I've decided it's time to change.
While I do fully intend on finishing Dreamland at some point (there's maybe two-to-three percent of actual work left to do for a Windows Phone release), I'm no longer going to let my creativity be held captive by the project that's been hanging over me for two years and three months now. I'd almost forgotten what it was like to actually make a game.
So in September last year, I started experimenting with Monogame. This came after the stark realisation that Microsoft isn't going to be around in its current form forever and I need to become platform-agnostic pretty damn quickly. That said, I still love .NET and C# and I don't want to move to Unity as I still prefer to work in pure 2D, and I still like to get my hands dirty with engine code. XNA is still the best platform for me, and Monogame is the perfect next step.
In the few months that I've been dabbling with Monogame, I've ported Dreamland to Windows 8 (as marketplace app), used it to make a collaborative game project cross-platform, and participated in a 48-hour game jam. All using Monogame alongside XNA.

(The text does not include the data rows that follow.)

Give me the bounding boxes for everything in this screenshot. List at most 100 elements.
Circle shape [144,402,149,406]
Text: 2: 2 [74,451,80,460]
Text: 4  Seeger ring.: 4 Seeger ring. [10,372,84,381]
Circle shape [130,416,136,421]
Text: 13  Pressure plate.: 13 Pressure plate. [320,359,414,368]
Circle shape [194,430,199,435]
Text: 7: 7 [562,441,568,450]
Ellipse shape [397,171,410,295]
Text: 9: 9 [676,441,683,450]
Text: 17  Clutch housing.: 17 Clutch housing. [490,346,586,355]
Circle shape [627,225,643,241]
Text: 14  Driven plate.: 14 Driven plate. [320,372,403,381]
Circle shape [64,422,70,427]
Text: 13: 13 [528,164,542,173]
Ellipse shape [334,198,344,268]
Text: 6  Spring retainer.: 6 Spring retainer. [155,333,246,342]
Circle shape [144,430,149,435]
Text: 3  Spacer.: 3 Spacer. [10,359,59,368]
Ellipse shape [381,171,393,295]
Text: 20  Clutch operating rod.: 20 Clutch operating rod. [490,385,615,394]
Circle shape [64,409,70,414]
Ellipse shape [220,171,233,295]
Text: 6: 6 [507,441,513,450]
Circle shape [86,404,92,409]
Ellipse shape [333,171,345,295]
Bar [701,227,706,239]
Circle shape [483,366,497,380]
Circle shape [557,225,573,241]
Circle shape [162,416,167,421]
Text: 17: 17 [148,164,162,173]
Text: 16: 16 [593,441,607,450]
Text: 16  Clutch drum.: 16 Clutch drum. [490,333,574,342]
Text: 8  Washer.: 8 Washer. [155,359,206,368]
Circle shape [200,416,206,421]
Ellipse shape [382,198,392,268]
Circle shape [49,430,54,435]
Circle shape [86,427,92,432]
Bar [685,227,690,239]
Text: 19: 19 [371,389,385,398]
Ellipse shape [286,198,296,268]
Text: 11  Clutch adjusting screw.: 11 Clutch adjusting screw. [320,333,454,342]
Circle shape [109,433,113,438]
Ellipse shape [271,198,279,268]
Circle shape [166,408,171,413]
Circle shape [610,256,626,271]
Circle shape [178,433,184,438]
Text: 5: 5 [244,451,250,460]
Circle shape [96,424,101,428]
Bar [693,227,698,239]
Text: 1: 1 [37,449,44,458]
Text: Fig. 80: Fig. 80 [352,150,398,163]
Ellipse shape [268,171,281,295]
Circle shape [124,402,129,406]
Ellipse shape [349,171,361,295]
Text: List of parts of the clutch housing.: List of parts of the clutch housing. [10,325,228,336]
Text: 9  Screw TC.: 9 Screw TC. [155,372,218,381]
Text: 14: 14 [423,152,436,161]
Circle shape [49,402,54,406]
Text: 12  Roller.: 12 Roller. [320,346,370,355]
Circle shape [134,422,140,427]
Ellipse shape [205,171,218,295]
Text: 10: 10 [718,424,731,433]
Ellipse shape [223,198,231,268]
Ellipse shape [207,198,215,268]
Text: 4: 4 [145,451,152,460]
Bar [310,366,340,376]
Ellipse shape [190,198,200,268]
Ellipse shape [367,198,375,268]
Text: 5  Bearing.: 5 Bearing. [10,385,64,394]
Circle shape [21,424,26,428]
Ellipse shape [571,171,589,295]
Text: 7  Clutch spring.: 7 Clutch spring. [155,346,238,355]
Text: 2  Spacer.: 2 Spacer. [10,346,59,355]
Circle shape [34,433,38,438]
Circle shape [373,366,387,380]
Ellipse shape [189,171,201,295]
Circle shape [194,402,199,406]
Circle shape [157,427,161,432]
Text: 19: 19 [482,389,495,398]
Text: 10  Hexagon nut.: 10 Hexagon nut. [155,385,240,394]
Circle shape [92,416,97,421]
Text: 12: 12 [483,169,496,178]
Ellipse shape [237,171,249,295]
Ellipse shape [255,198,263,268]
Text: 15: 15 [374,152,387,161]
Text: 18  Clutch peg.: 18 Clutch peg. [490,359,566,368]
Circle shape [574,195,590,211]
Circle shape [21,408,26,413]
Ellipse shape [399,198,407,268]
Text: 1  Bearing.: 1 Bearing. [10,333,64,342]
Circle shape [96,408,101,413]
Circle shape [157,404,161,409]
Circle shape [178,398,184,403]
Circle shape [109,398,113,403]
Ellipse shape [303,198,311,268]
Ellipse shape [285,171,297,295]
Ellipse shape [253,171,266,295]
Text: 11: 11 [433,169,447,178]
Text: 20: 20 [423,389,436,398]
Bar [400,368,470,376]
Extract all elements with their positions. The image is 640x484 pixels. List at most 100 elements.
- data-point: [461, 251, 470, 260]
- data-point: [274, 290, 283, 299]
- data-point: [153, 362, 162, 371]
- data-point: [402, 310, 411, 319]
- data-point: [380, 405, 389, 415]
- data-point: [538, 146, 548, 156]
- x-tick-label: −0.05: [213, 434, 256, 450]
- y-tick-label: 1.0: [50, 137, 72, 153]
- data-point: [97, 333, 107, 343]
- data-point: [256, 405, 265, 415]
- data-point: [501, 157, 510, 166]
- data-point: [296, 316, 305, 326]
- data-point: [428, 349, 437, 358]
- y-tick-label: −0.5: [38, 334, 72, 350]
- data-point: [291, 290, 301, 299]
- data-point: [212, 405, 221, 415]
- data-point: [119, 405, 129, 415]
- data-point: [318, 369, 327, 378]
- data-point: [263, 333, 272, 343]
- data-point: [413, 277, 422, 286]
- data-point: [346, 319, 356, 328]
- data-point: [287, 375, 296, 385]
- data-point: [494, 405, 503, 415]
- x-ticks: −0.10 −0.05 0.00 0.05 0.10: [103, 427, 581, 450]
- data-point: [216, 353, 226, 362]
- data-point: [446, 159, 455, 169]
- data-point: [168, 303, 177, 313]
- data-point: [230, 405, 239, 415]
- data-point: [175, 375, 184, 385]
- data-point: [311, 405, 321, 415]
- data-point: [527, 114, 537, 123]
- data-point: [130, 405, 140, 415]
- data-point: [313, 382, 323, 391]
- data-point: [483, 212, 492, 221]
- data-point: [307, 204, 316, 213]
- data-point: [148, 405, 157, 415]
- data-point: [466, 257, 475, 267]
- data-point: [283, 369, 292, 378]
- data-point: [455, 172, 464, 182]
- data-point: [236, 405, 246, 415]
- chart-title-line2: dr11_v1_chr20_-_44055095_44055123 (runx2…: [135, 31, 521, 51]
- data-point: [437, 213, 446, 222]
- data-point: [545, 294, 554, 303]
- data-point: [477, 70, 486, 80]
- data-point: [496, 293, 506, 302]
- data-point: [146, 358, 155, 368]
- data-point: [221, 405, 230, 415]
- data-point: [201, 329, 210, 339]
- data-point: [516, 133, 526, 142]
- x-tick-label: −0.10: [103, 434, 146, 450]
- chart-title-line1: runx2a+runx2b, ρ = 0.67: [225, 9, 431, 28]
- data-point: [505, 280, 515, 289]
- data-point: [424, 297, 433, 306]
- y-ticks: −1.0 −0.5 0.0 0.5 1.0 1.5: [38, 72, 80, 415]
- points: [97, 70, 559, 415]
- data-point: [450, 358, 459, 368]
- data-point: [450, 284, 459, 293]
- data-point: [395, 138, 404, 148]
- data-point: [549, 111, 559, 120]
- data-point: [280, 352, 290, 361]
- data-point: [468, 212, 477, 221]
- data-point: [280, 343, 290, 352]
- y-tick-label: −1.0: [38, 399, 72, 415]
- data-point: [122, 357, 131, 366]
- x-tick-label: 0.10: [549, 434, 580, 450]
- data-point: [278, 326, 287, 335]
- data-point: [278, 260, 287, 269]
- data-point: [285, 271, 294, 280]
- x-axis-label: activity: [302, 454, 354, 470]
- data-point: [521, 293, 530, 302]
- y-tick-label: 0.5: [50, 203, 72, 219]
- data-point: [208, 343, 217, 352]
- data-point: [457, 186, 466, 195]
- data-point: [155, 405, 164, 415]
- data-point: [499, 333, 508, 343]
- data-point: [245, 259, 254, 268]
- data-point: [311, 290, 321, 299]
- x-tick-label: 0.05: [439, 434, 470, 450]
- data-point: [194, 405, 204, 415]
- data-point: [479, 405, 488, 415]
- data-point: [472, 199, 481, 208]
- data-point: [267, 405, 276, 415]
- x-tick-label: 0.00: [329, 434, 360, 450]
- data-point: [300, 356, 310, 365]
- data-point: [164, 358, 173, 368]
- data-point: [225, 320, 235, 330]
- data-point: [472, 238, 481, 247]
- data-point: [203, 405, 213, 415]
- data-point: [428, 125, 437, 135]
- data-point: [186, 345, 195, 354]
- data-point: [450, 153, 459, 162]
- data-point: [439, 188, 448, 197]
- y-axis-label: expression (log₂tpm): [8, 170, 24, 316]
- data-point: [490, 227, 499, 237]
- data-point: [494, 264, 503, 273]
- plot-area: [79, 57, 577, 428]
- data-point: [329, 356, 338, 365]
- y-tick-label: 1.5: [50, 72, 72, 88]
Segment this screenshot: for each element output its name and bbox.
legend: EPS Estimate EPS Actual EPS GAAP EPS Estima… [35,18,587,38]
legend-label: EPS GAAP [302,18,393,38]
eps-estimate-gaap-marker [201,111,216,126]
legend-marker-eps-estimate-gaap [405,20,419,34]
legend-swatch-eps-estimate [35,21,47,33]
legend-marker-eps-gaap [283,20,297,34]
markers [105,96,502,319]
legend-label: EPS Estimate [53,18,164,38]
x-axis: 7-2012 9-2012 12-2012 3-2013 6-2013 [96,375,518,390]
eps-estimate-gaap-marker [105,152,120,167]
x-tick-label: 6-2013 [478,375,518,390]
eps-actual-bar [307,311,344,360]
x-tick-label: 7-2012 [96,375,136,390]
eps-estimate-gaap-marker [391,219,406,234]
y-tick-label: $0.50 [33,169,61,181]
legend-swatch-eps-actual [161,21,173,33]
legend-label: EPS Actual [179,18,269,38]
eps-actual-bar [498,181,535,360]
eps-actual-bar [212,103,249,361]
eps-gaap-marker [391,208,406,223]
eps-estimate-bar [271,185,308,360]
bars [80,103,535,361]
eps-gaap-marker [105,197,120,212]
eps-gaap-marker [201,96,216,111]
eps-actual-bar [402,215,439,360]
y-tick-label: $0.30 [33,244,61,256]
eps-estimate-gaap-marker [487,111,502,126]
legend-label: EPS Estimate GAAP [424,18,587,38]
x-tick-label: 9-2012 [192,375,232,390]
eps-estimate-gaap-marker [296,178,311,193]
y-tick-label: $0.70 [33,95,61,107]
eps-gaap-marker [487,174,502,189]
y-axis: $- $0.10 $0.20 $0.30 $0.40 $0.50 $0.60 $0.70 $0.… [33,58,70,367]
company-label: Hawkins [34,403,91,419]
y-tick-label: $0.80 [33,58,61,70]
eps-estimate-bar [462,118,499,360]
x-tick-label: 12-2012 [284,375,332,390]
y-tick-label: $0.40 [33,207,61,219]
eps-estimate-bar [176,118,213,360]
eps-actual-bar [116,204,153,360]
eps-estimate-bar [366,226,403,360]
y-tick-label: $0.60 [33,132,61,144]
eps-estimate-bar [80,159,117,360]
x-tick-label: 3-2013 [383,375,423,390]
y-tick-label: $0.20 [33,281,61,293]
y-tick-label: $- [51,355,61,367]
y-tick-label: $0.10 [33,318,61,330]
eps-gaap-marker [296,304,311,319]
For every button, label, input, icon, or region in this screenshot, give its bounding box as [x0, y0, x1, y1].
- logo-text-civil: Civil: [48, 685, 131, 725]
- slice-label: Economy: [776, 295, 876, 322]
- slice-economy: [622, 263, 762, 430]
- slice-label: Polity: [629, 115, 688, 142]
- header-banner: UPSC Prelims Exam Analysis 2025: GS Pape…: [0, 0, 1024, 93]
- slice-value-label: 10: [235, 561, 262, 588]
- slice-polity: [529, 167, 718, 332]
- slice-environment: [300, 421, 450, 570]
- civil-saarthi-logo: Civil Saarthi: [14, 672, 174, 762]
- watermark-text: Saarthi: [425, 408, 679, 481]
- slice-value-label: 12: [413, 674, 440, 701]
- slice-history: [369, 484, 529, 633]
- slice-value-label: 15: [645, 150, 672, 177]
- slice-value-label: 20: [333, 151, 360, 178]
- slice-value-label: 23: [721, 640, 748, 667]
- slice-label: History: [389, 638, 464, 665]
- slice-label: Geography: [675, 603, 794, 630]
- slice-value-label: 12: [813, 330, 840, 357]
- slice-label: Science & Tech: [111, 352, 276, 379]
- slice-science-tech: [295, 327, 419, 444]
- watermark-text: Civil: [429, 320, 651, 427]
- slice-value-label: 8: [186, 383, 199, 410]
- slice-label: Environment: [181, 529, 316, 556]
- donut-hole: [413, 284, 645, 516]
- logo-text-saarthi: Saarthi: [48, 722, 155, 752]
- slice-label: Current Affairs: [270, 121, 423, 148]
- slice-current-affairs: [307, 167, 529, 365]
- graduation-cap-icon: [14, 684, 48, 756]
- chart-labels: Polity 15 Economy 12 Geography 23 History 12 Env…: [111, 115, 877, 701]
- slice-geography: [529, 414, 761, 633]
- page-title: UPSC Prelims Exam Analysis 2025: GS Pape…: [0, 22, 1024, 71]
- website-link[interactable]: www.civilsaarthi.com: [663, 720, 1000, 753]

It also means that in the same space of time, I've taken three game projects from concept to prototype. And I've not felt that usual sense of guilt when I've moved on to a new project instead of finishing a game to the point of release. And in 2013, I'm going to attempt to continue along these lines by participating in the One Game a Month project.
Now, I probably won't end up releasing every game I make in a playable form each month, but rather will post screenshots and video along with a blog post for each project. Then, around the holidays I'll decide which of the prototypes I want to take forward to release on multiple platforms in 2014 and I'll make the others available as both source and executable.
It's quite an ambitious idea, so we'll see how it pans out. As I've only just decided to participate, I'm going to cheat and use the game that I developed during the 48-hour jam as January's game, as I did continue to work on it at the start of this month.
Have a great 2013, whatever you get up to!